Use ImageDataLoaders to transform audio files

jzwi · June 9, 2023, 2:54am

I want to perform audio classification and have a folder of .wav files.

Is it possible to use a set of custom transforms to feed an ImageDataLoader these audio files directly?

A snippet of the idea is below. Essentially, I would like to define a transformation pipeline that takes a dataframe with paths to audio files, and then (as part of item_tfms=[transformPipeline] ) augments the audio and converts to a spectrogram in one fell swoop.

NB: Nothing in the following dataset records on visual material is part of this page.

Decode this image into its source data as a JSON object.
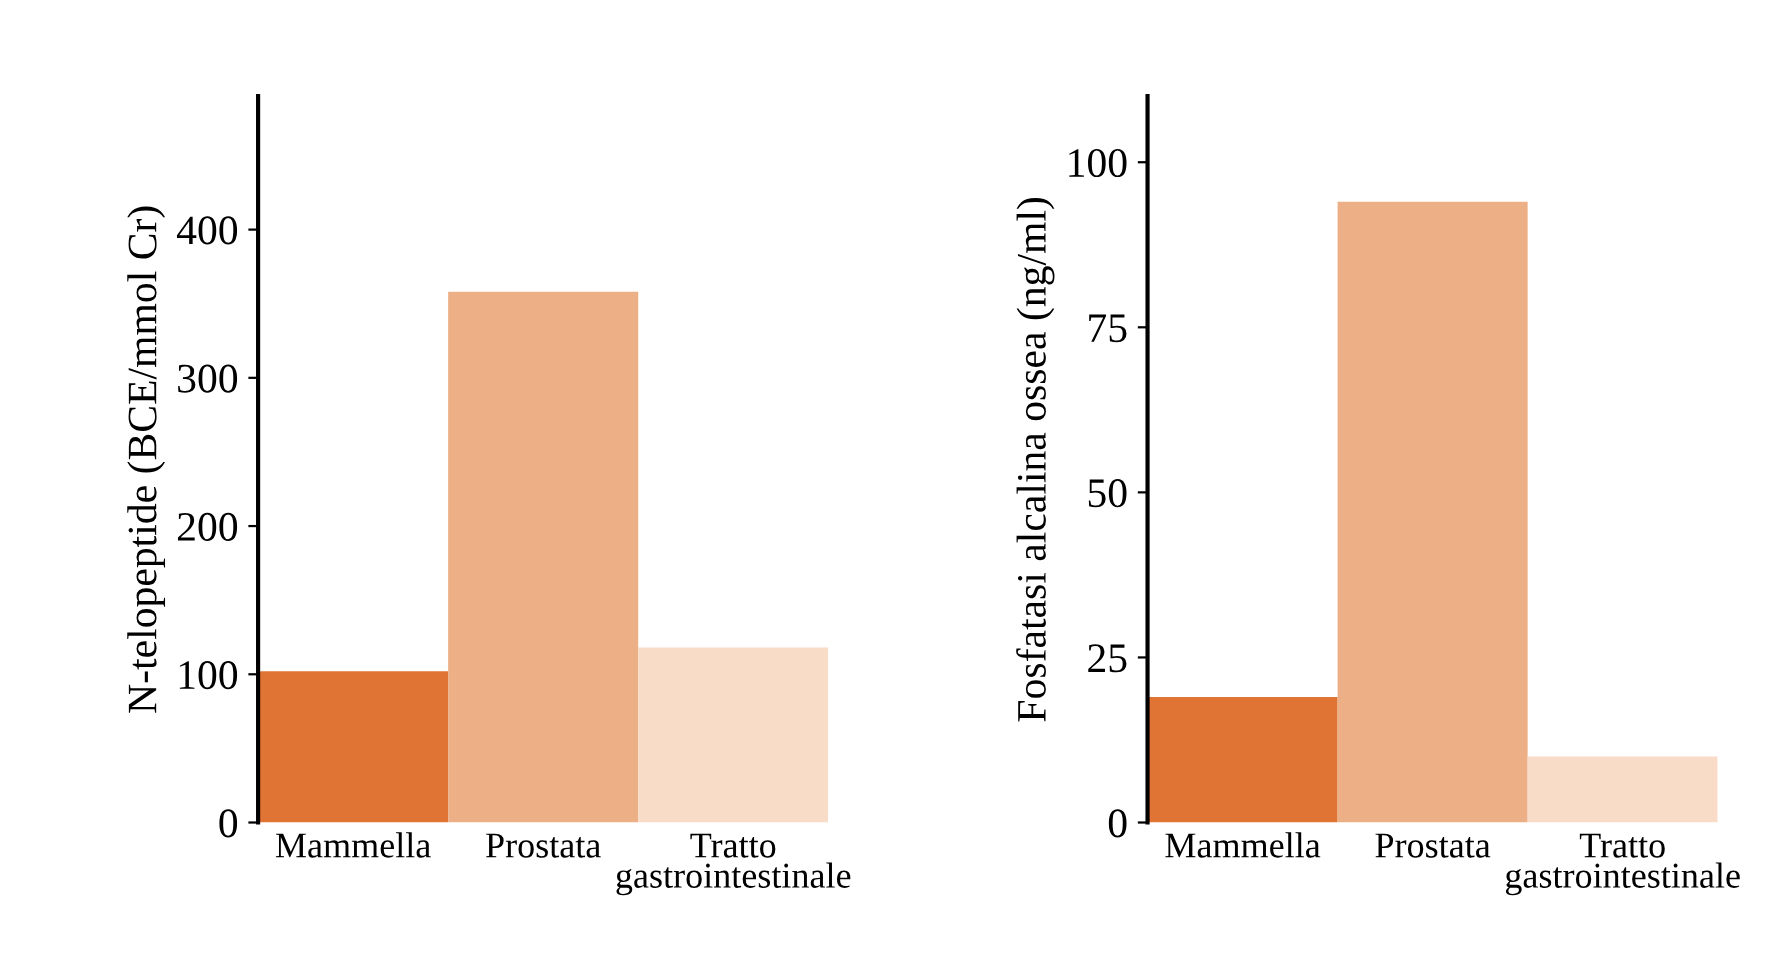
{
  "chart_data": [
    {
      "type": "bar",
      "ylabel": "N-telopeptide (BCE/mmol Cr)",
      "categories": [
        "Mammella",
        "Prostata",
        "Tratto\ngastrointestinale"
      ],
      "values": [
        102,
        358,
        118
      ],
      "colors": [
        "#e07434",
        "#edb086",
        "#f8dcc8"
      ],
      "ylim": [
        0,
        490
      ],
      "yticks": [
        0,
        100,
        200,
        300,
        400
      ],
      "grid": false,
      "legend": false
    },
    {
      "type": "bar",
      "ylabel": "Fosfatasi alcalina ossea (ng/ml)",
      "categories": [
        "Mammella",
        "Prostata",
        "Tratto\ngastrointestinale"
      ],
      "values": [
        19,
        94,
        10
      ],
      "colors": [
        "#e07434",
        "#edb086",
        "#f8dcc8"
      ],
      "ylim": [
        0,
        110
      ],
      "yticks": [
        0,
        25,
        50,
        75,
        100
      ],
      "grid": false,
      "legend": false
    }
  ]
}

def audioAugmentations(audioFile):
  ### DO STUFF HERE TO AUGMENT AUDIO
  return augmentedAudioFile

def audioToSpectogram(augmentedAudioFile):
  ### CONVERT THE .WAV FILE TO SPECTROGRAM
  return spectrogram

def transformPipeline(audioFile):
  augmentedAudioFile = audioAugmentations(audioFile)
  spectrogram = audioToSpectogram(augmentedAudioFile)
  return spectrogram

data = ImageDataLoaders.from_df(df,
                                path='path/to/audio/files/',         
                                valid_pct = 0.2,
                                label_col='label',
                                item_tfms=[transformPipeline],
                                batch_tfms=[Normalize.from_stats(*imagenet_stats)]
)

Unfortunately, I am currently running into the following error UnidentifiedImageError: cannot identify image file 'audiofile.wav', which seems to indicate that the inputs must be images to begin with.

The concern here is that if I need to create spectrograms of all the augmented audio prior to loading into the ImageDataLoader, then I will gobble up the little space I have on disk.

I would like to be able to have the augmented images generated from .wav files in realtime and as part of the training, thereby saving me the space of the numerous extra images that would otherwise be stored on disk.